I would also say always remember there is ethics in engineering, and the impact of what you do can be transformative. Make sure its transformative in a good way!
What does ‘Engineering as a caring profession’ mean to you?
Many of the challenges facing our world: from climate change to healthy living, from food poverty to data privacy, and rural inclusion, have engineering at their heart and huge social economic consequences. That’s why I say that engineering is the most caring profession. Engineers create products and services, which try to make the world better. What could be more caring than clean water, affordable energy or saving the planet?
Appreciating this fact more would help get a more diverse range of people into Electrical Engineering, Electronics and tech – which at the moment it isn’t.

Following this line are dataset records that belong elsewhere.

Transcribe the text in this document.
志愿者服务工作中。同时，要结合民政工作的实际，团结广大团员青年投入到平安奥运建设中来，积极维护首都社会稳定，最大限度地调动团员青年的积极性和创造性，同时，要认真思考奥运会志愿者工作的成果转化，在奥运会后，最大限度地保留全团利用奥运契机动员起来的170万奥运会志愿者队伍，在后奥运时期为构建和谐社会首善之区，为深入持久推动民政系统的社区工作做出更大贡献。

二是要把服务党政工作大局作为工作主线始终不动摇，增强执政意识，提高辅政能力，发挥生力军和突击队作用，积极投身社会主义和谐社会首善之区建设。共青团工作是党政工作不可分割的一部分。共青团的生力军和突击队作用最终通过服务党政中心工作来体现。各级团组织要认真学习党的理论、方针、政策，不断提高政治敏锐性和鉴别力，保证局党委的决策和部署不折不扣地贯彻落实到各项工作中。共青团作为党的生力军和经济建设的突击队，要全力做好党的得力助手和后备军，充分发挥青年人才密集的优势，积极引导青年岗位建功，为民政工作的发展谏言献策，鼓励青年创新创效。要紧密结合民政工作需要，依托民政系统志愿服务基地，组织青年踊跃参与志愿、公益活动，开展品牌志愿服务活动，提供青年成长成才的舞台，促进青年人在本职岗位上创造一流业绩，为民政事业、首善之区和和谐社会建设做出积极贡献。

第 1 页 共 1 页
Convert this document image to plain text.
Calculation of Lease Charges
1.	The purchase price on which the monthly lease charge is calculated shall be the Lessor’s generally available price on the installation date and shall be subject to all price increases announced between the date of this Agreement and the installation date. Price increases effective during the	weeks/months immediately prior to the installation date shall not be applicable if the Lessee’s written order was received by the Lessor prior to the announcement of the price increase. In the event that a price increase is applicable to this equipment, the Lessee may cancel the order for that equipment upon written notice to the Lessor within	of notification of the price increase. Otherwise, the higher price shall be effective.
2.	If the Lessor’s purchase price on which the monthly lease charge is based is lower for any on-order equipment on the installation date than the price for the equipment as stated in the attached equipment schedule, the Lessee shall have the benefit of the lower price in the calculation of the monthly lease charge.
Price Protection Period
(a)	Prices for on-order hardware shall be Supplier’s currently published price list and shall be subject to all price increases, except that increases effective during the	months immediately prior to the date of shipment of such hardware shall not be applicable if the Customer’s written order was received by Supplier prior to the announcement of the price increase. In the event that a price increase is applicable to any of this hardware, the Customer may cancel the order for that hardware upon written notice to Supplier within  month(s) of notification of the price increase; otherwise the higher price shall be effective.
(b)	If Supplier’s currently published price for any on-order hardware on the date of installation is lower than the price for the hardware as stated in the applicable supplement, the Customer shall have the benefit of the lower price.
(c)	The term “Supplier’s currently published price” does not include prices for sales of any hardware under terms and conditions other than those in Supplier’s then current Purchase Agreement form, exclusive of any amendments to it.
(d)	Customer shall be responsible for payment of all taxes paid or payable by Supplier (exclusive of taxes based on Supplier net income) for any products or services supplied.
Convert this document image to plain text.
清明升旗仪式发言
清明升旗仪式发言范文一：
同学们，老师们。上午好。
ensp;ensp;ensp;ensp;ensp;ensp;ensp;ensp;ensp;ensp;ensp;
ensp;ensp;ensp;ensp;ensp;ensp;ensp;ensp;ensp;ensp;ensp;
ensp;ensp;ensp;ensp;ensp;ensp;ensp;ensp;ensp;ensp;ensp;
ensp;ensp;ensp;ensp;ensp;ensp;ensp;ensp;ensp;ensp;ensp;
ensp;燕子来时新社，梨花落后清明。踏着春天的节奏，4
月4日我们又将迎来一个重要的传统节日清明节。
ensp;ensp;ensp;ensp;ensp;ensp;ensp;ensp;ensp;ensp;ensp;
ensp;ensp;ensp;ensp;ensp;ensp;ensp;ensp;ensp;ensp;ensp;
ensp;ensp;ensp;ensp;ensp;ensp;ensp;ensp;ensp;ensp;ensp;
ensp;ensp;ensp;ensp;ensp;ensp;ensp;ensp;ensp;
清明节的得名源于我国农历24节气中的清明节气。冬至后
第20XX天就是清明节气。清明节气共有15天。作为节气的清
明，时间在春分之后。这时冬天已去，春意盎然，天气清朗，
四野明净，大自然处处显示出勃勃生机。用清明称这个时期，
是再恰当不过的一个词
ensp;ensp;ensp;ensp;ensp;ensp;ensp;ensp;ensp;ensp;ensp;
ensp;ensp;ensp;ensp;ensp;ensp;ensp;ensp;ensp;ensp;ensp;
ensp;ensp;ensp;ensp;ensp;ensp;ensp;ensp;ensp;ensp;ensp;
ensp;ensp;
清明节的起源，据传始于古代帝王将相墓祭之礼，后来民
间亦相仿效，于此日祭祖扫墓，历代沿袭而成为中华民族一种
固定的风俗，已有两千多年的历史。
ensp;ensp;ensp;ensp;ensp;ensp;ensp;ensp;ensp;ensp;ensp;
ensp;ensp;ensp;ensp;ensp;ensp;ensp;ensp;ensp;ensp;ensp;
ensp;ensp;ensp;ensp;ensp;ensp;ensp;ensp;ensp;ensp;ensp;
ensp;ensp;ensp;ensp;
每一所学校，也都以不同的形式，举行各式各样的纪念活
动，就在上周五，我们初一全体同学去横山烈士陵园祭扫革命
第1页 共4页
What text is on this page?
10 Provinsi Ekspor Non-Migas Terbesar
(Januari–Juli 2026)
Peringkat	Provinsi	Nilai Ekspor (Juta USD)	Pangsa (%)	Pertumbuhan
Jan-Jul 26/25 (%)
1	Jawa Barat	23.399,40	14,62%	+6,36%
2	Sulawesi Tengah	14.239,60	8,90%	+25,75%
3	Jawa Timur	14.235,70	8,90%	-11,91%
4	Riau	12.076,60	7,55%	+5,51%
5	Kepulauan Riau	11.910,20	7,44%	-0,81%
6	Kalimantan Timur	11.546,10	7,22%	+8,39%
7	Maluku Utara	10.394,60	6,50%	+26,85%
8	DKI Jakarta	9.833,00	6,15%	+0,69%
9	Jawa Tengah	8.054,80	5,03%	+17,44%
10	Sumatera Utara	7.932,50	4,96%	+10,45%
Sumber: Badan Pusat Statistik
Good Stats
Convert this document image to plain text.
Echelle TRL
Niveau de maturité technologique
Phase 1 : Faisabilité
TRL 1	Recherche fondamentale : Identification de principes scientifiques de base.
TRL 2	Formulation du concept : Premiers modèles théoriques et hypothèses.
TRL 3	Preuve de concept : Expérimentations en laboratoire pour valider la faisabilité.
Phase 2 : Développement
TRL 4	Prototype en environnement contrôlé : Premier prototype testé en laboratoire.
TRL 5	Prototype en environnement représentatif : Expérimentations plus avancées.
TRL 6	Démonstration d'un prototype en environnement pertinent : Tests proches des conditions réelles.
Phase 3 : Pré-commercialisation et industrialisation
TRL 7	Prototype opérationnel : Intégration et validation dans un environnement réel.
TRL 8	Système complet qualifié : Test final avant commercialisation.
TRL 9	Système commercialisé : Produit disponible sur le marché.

What are the big challenges facing society that Electronics can help us to address?
There are indeed huge challenges but these also present some huge opportunities for organisations involved in Electronics across Electronic sectors.
A big challenge now is the transition to Net Zero – Electronics will be critical in achieving the Labour Party’s mission of Clean Power by 2030. Transport is a huge area where electronics can expedite the process to carbon neutrality – if it is done correctly.
Labour’s Green Prosperity Plan will ramp up investment to a total of £28 billion a year in the second half of the parliament to turn the UK into a clean energy superpower, which will support electronic clean tech and create hundreds of thousands of good jobs. Also, Labour will part-finance the creation of three new, additional giga factories by 2025 and a target of 8 by 2030. This significantly will grow our electric battery capabilities and electric vehicle sector.
Electronics will also be key in other parts of Labour’s Industrial Strategy, including AI. We are already reaping the benefits of transformative AI in harnessing data for the public good. Identifying complex fraud, developing vaccines and allowing us to see previously hidden patterns supports the innovation needed to keep the UK competitive. Our leading status in AI ethics and safety research puts us on a strong footing to continue this work into the future.
“As the only organisation linking schools, universities, students and industry to address Electronics skills, the UKESF is poised to be an important contributor to the long-term success of the industry in the UK.”